# More Practice



## treefork (Feb 1, 2010)

Shooting the blowgun parallels slingshot shooting skills. Here are just a couple of the videos at 33 feet with a pencil eraser as a target.


----------



## oldmiser (Jan 22, 2014)

Oh My now that my friend Mr TreeFork was very impressive...You my friend keep me going every day...AKAOldmiser


----------



## Charles (Aug 26, 2010)

Good stuff, TF. Pity blowguns are not legal here.

Cheers ..... Charles


----------



## Bill Hays (Aug 9, 2010)

That's some pretty good shooting... you've got to be getting near the top for blowgunners now. Looking through youtube I can't seem to find very many who can come near your demonstrated skills right now...


----------



## Daddy-O (May 10, 2014)

I love blowguns. I normally shoot my homemade blowguns from that distance at my targets, and consistantly nail the bullseye. I loved this video. What bore diameter is your blowgun? I make mine from 1/2" emt. I make my darts from nails and bamboo skewers, with paper cones strengthened with super glue.
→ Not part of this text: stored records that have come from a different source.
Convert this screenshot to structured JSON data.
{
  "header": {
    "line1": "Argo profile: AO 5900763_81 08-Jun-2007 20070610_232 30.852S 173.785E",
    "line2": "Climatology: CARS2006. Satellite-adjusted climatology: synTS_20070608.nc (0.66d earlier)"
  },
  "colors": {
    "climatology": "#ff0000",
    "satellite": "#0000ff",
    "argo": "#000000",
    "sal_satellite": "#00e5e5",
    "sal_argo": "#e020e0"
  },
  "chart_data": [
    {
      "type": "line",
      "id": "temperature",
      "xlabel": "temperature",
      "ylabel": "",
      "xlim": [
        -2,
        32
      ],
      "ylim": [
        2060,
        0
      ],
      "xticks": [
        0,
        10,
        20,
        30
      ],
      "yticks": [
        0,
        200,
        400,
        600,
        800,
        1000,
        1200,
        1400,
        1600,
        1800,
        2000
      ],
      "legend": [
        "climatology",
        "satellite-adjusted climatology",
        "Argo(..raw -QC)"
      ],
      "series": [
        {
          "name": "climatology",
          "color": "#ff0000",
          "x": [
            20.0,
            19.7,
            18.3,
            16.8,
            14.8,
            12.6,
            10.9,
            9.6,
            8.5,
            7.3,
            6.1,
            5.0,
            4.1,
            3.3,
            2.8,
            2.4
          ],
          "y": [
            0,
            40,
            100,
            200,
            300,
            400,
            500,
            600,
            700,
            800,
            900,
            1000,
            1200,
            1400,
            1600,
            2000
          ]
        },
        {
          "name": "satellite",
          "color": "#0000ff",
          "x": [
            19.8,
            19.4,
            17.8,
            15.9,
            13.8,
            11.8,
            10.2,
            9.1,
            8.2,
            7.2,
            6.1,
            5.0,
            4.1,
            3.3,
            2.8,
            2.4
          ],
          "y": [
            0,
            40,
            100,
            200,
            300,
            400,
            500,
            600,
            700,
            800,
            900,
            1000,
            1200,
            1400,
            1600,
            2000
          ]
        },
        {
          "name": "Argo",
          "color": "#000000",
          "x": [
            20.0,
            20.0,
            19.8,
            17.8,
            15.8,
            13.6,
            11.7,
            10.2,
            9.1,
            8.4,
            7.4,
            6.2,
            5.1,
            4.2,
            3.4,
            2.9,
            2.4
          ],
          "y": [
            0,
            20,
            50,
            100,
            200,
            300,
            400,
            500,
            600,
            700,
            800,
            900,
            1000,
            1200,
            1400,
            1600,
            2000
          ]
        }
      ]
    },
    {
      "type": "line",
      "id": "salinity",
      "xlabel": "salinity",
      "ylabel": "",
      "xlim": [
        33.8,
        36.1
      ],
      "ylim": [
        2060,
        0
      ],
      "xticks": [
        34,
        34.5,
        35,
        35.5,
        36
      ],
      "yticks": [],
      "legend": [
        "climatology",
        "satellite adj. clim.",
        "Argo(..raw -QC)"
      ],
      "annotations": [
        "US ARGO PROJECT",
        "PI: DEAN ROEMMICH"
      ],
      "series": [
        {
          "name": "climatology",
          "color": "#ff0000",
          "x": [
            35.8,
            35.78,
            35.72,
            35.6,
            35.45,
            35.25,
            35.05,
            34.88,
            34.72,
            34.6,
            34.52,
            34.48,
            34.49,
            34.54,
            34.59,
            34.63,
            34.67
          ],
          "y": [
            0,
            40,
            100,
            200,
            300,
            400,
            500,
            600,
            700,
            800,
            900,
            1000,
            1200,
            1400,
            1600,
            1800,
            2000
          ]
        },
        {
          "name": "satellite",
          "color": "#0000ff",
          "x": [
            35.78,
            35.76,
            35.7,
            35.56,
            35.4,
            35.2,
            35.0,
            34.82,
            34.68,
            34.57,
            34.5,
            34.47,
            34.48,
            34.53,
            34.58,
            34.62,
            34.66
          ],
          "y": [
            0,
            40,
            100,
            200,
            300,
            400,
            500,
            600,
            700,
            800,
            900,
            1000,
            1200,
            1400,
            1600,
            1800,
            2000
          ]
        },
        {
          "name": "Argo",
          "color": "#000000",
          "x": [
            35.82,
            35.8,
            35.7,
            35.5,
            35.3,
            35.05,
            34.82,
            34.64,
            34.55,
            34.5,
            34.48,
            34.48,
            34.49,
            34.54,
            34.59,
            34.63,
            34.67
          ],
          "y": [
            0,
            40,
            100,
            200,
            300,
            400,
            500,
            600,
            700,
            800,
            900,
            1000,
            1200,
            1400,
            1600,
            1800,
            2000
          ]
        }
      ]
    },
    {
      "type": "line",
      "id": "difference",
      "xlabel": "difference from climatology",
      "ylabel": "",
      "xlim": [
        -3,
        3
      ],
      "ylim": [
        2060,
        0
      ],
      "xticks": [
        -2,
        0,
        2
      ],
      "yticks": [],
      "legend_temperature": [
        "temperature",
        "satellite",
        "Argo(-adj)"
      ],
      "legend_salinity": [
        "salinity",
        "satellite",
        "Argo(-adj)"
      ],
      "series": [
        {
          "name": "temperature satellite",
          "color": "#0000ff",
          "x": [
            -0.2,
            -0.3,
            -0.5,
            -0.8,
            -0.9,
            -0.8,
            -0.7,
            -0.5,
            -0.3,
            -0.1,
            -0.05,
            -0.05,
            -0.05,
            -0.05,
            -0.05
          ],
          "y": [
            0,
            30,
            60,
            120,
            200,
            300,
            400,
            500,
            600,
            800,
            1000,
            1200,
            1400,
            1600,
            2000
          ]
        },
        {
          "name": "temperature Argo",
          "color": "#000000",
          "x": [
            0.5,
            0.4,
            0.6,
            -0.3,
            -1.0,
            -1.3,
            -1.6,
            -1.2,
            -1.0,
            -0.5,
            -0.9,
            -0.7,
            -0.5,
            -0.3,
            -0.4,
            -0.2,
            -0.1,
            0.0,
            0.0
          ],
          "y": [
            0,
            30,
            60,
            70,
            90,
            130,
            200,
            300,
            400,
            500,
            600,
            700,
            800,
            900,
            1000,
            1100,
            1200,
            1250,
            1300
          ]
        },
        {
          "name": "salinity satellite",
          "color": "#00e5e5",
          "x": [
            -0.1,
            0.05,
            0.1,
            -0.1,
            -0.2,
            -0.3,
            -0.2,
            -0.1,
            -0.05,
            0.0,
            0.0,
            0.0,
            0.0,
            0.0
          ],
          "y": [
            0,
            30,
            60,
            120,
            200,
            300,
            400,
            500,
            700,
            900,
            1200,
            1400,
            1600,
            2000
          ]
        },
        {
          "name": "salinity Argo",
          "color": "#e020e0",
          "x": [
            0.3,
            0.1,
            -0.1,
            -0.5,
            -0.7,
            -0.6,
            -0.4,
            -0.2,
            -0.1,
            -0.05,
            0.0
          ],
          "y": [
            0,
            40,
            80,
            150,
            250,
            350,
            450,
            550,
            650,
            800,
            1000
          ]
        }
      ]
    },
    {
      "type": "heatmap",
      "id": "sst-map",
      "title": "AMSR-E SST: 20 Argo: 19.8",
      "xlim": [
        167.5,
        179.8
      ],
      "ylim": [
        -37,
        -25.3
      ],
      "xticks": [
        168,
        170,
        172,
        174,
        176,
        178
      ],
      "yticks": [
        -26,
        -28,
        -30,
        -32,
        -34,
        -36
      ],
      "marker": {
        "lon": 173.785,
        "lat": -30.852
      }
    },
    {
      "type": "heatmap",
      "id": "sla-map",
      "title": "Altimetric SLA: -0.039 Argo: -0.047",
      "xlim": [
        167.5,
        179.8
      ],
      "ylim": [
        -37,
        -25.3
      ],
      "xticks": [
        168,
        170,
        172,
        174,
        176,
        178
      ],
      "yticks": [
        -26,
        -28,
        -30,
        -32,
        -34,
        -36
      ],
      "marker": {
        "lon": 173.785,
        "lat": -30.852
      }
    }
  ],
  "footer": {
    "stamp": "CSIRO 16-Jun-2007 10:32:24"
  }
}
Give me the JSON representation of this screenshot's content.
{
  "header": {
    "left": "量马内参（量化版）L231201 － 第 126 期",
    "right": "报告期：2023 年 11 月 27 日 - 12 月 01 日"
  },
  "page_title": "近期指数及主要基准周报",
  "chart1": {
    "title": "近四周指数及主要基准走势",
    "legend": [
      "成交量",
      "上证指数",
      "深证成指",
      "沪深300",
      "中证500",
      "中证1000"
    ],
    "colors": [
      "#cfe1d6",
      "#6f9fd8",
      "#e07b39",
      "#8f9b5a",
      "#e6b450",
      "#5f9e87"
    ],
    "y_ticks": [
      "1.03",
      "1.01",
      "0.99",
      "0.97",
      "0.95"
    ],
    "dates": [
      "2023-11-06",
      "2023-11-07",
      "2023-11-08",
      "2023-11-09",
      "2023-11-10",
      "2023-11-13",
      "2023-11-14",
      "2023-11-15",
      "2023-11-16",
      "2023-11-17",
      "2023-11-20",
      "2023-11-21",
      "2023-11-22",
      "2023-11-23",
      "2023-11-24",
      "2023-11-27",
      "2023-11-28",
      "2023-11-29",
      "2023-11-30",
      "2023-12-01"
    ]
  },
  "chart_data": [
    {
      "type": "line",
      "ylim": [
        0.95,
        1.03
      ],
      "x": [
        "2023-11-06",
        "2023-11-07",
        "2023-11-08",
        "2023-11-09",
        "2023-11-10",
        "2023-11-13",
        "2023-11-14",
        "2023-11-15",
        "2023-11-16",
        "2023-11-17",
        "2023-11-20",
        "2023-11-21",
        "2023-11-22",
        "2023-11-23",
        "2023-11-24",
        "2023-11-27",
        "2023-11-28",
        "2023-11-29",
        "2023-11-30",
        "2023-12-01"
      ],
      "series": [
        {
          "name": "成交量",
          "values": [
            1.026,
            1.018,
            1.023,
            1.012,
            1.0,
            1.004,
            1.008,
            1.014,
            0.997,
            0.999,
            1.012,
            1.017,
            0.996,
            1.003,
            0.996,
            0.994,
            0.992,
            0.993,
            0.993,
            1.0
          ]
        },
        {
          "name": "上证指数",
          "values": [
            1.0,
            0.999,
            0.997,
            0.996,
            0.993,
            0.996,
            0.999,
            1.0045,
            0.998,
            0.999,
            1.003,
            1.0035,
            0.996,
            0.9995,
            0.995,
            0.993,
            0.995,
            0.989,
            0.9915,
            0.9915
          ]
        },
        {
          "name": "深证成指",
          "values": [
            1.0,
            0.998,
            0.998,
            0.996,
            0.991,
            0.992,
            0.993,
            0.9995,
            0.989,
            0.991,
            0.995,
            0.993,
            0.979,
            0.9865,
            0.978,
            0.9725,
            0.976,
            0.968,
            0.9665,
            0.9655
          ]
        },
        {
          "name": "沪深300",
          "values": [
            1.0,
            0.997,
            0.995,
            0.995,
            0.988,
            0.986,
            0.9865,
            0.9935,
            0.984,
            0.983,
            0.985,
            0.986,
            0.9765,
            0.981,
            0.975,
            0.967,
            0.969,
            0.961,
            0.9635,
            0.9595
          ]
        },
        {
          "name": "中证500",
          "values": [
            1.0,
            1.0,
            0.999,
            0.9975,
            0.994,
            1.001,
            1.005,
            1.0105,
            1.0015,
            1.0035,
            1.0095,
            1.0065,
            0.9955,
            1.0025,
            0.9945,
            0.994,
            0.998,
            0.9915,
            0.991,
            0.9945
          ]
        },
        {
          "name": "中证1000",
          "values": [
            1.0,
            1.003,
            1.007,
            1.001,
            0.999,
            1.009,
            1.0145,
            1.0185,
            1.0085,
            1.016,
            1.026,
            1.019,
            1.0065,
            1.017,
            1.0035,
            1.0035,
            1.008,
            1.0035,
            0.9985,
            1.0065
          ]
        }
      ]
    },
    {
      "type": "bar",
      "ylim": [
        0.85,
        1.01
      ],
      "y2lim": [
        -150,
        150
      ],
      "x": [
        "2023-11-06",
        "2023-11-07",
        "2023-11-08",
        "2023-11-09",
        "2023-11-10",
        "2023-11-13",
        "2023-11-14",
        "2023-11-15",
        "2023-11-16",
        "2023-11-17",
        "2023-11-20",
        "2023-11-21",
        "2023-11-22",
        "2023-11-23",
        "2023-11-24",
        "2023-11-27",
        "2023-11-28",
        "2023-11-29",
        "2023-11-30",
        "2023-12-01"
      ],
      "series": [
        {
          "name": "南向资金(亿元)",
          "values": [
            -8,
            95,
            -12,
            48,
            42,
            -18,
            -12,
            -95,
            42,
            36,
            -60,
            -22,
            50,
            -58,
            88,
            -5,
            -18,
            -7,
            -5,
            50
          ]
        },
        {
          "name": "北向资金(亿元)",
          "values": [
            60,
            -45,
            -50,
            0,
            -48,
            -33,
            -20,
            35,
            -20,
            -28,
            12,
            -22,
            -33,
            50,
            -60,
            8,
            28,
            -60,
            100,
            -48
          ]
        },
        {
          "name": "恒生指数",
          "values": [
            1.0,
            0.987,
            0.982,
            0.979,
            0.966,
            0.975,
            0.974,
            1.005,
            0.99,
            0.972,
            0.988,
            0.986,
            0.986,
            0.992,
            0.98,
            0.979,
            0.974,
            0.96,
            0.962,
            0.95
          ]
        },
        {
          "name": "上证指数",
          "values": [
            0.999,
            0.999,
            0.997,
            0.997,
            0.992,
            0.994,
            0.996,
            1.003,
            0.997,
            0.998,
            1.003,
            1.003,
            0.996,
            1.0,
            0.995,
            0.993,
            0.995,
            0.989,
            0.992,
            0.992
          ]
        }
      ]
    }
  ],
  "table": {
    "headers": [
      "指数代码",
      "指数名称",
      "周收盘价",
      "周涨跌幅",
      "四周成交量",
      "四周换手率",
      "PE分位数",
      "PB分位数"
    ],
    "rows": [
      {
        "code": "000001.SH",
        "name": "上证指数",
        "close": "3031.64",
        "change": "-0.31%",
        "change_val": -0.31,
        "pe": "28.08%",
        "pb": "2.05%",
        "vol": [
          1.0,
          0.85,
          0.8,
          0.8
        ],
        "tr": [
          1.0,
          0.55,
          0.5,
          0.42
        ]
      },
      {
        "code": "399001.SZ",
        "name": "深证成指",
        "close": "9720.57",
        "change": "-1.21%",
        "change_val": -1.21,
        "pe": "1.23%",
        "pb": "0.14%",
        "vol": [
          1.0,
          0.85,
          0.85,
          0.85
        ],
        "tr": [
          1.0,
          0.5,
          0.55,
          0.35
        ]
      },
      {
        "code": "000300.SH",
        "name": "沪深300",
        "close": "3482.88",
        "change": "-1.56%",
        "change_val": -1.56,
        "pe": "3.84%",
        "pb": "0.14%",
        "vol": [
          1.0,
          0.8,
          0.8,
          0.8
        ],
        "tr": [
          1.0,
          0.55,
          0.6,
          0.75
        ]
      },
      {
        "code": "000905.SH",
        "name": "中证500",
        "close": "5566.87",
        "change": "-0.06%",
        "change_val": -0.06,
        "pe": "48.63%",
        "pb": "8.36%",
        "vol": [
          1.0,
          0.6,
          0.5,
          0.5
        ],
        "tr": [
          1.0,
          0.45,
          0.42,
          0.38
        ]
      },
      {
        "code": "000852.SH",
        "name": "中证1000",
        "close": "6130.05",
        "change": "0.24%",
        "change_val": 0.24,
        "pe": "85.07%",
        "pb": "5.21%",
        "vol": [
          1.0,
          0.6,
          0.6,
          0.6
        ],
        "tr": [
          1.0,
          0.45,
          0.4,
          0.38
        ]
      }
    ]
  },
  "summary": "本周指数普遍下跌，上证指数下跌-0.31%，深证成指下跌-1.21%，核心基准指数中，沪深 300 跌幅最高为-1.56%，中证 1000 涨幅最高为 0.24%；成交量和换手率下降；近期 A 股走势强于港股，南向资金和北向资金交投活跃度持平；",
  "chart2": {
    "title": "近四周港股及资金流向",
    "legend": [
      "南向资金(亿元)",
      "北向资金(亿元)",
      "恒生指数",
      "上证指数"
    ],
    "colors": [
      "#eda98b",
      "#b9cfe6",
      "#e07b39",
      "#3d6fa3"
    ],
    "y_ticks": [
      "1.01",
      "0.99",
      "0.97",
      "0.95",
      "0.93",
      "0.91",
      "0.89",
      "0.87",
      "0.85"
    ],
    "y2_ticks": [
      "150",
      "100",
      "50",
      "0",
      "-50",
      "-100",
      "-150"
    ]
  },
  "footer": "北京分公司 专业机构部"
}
That was some excellent shooting!
Roger


----------



## treefork (Feb 1, 2010)

Daddy-O said:


> I love blowguns. I normally shoot my homemade blowguns from that distance at my targets, and consistantly nail the bullseye. I loved this video. What bore diameter is your blowgun? I make mine from 1/2" emt. I make my darts from nails and bamboo skewers, with paper cones strengthened with super glue. That was some excellent shooting!
> Roger


This video was a 40 cal 6 foot two piece with 5 inch spear head darts.


----------



## Daddy-O (May 10, 2014)

If you haven't done so yet, I highly recommend you try a 7' piece of 1/2" emt conduit. Cold Steel also makes a big bore blowgun and factory darts for it.
Roger


----------



## treefork (Feb 1, 2010)

Daddy-O said:


> If you haven't done so yet, I highly recommend you try a 7' piece of 1/2" emt conduit. Cold Steel also makes a big bore blowgun and factory darts for it.
> Roger


Oh I know. All my other videos are big bore shots. Just wanted to show you can hit with the small bores. I thought it would be a nice shot with the dart sticking out of a free hanging eraser.


----------



## GrayWolf (May 14, 2012)

That is some awesome shooting! Maybe I can get some lessons in August.

Todd


----------



## Daddy-O (May 10, 2014)

I don't think I mentioned it, but that was an awesome shot with a 40cal! I hope you'll do more videos with your other blowguns. Maybe next time have someone stand in front of a sheet of plywood with balloons in their hands and mouth. You can shoot the balloons. I bet your wife would volunteer. Haha!

Roger


----------



## mr. green (Nov 3, 2012)

Great shooting Treefork. You inspire us all. Thank you for sharing.


----------



## NaturalFork (Jan 21, 2010)

Incredible! That is an amazing blowgun shot.


----------



## rockslinger (Nov 16, 2010)

Amazing shooting!!


----------



## Mr.Teh (Feb 28, 2012)

The accuracy in your videos is breathtaking, Top shooting !!


----------